The only solution (from xiao_dan and dirak) seems to be to utilize dynamic programming, a recursive lookup mechanism or linked list, and equivalence classes. Basically, scan all values in [k+1,n] and for each x, form the equivalence class x, 2x, 3x, .... These will all have gcd of x among them and are connected. Add the class to the graph such that any values in the class which have already been added will cause their earlier classes to point to the new one. This makes sense, as 12 can be added once for 3, and then revisited for 4, 6, etc. In the case of 4, the 12 will cause the 3 class to point to 4. In the case of 6, this is a member of the 3 class already added, and thus cannot start its own class. While the correct solutions used a single array and recursion efficiently, the code is difficult to decipher.
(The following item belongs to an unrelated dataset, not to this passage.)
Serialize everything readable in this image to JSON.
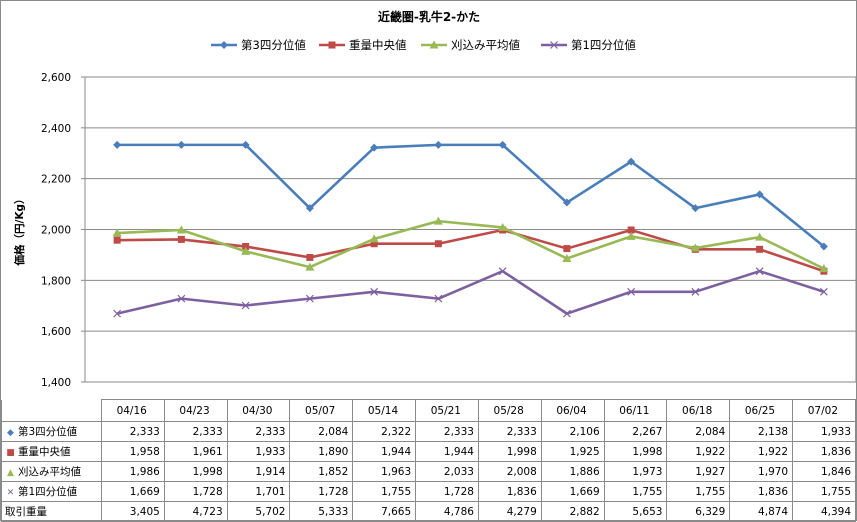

A more logical approach would likely be tu use two data structures: one for equivalence classes, and one for class translation (e.g. 3->4 in above case). Then, the algorithm should loop oveelr all equivalence classes in the k+1 to n range. Whenever a starting value i that has not been processed as another equivalence class is found, the value is saved and set as the cluster name for all multiples of this value (members of the equivalence class) and a link to any other classes that have multiples which lie in this new class also is added. Then, to determine the reachability of node x from node y, a lookup of the base class is performed. This lookup loops over the data structures of classes and class links until the classlink[x]=x relationship holds. If x and y have the same base class, x is reachable from y.
以外に難しい中級問題だった。